Mairi Campbell has been appointed by the Royal Conservatoire of Scotland to teach improvisation to students on the BMus (Traditional Music) degree course.
Students can spend time with Campbell throughout the academic year learning to improvise within the folk music tradition. Campbell will also work with the students to reframe what it means to be a traditional musician, and expand the boundaries of the genre.
“I’m excited to be working with these gorgeous young musicians who are the future sound-keepers of this precious tradition,” said Campbell. “Trad musicians don’t just play tunes. They preserve and pass down the songs and stories of their local areas, and actively participate in their local communities.”
Campbell is keen to encourage students to get in touch with their creativity and find new ways of expressing traditional music and themselves.
“Jigs and reels are great and have an important place,” said Campbell. “But I want to help these young people find new forms for the music. Something else wants to happen with this music, and these young musicians are the ones to call it out.

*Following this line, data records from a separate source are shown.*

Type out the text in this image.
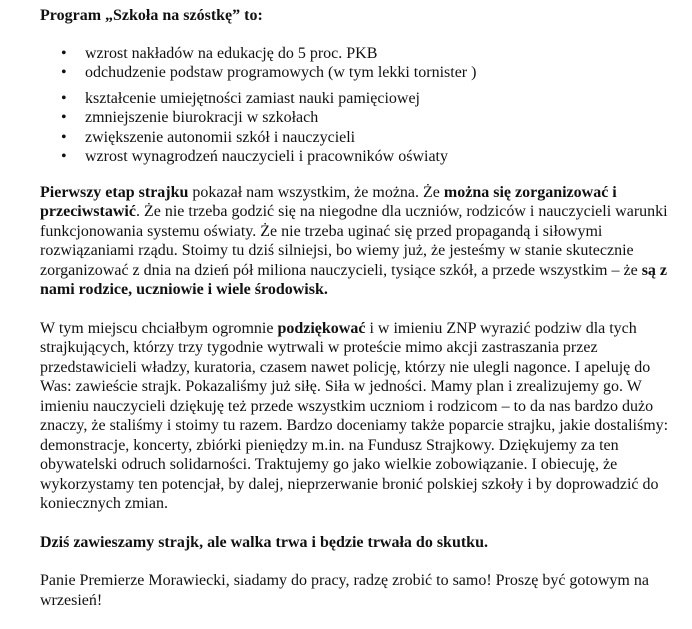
Program „Szkoła na szóstkę” to:
• wzrost nakładów na edukację do 5 proc. PKB
• odchudzenie podstaw programowych (w tym lekki tornister )
• kształcenie umiejętności zamiast nauki pamięciowej
• zmniejszenie biurokracji w szkołach
• zwiększenie autonomii szkół i nauczycieli
• wzrost wynagrodzeń nauczycieli i pracowników oświaty

Pierwszy etap strajku pokazał nam wszystkim, że można. Że można się zorganizować i przeciwstawić. Że nie trzeba godzić się na niegodne dla uczniów, rodziców i nauczycieli warunki funkcjonowania systemu oświaty. Że nie trzeba uginać się przed propagandą i siłowymi rozwiązaniami rządu. Stoimy tu dziś silniejsi, bo wiemy już, że jesteśmy w stanie skutecznie zorganizować z dnia na dzień pół miliona nauczycieli, tysiące szkół, a przede wszystkim – że są z nami rodzice, uczniowie i wiele środowisk.

W tym miejscu chciałbym ogromnie podziękować i w imieniu ZNP wyrazić podziw dla tych strajkujących, którzy trzy tygodnie wytrwali w proteście mimo akcji zastraszania przez przedstawicieli władzy, kuratoria, czasem nawet policję, którzy nie ulegli nagonce. I apeluję do Was: zawieście strajk. Pokazaliśmy już siłę. Siła w jedności. Mamy plan i zrealizujemy go. W imieniu nauczycieli dziękuję też przede wszystkim uczniom i rodzicom – to da nas bardzo dużo znaczy, że staliśmy i stoimy tu razem. Bardzo doceniamy także poparcie strajku, jakie dostaliśmy: demonstracje, koncerty, zbiórki pieniędzy m.in. na Fundusz Strajkowy. Dziękujemy za ten obywatelski odruch solidarności. Traktujemy go jako wielkie zobowiązanie. I obiecuję, że wykorzystamy ten potencjał, by dalej, nieprzerwanie bronić polskiej szkoły i by doprowadzić do koniecznych zmian.

Dziś zawieszamy strajk, ale walka trwa i będzie trwała do skutku.

Panie Premierze Morawiecki, siadamy do pracy, radzę zrobić to samo! Proszę być gotowym na wrzesień!
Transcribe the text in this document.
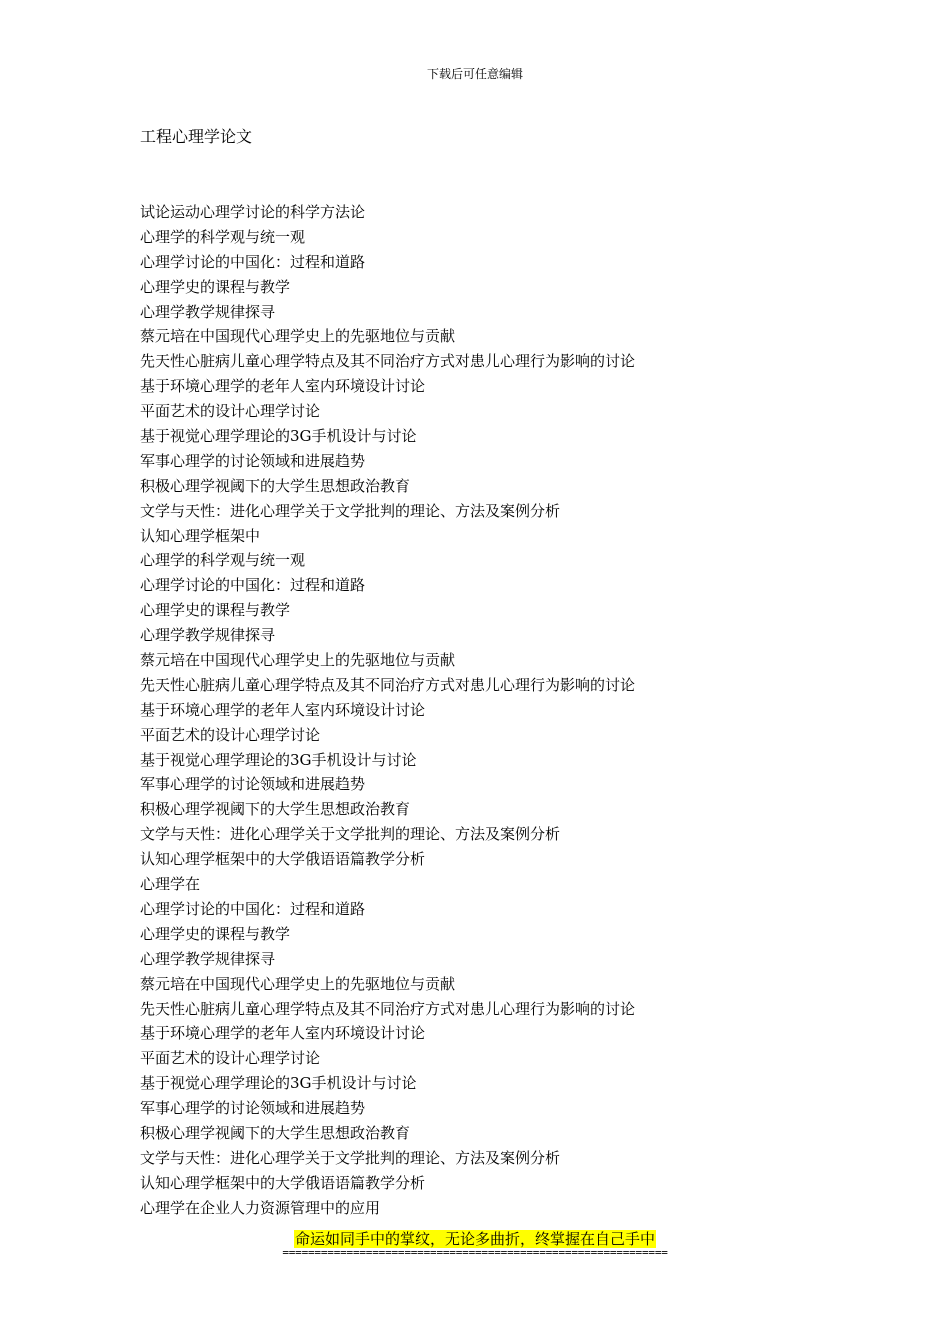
下载后可任意编辑
工程心理学论文
试论运动心理学讨论的科学方法论
心理学的科学观与统一观
心理学讨论的中国化：过程和道路
心理学史的课程与教学
心理学教学规律探寻
蔡元培在中国现代心理学史上的先驱地位与贡献
先天性心脏病儿童心理学特点及其不同治疗方式对患儿心理行为影响的讨论
基于环境心理学的老年人室内环境设计讨论
平面艺术的设计心理学讨论
基于视觉心理学理论的3G手机设计与讨论
军事心理学的讨论领域和进展趋势
积极心理学视阈下的大学生思想政治教育
文学与天性：进化心理学关于文学批判的理论、方法及案例分析
认知心理学框架中
心理学的科学观与统一观
心理学讨论的中国化：过程和道路
心理学史的课程与教学
心理学教学规律探寻
蔡元培在中国现代心理学史上的先驱地位与贡献
先天性心脏病儿童心理学特点及其不同治疗方式对患儿心理行为影响的讨论
基于环境心理学的老年人室内环境设计讨论
平面艺术的设计心理学讨论
基于视觉心理学理论的3G手机设计与讨论
军事心理学的讨论领域和进展趋势
积极心理学视阈下的大学生思想政治教育
文学与天性：进化心理学关于文学批判的理论、方法及案例分析
认知心理学框架中的大学俄语语篇教学分析
心理学在
心理学讨论的中国化：过程和道路
心理学史的课程与教学
心理学教学规律探寻
蔡元培在中国现代心理学史上的先驱地位与贡献
先天性心脏病儿童心理学特点及其不同治疗方式对患儿心理行为影响的讨论
基于环境心理学的老年人室内环境设计讨论
平面艺术的设计心理学讨论
基于视觉心理学理论的3G手机设计与讨论
军事心理学的讨论领域和进展趋势
积极心理学视阈下的大学生思想政治教育
文学与天性：进化心理学关于文学批判的理论、方法及案例分析
认知心理学框架中的大学俄语语篇教学分析
心理学在企业人力资源管理中的应用
命运如同手中的掌纹，无论多曲折，终掌握在自己手中
============================================================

Joshua Dickson, Head of Traditional Music at the Royal Conservatoire of Scotland, said of Campbell’s appointment: “Mairi Campbell has been an inspiration to her peers and students for many years through her exploration of the true, the joyous and the authentic in Scottish traditional music. These are precisely the things we encourage our students to pursue in our trailblazing degree curriculum, so our students could not be more excited to work with Mairi.”
Campbell felt creatively stifled and repressed by her own classical musical education at the Guildhall School of Music, which she explores in her new one-woman theatre show Pulse.
“I really felt the lack of not being able to play music from my roots,” Campbell said. “I had a real hankering to connect with my own music and know it and to express my spirit and creativity. You could say I’m now doing for my students what I wanted someone to do for me.”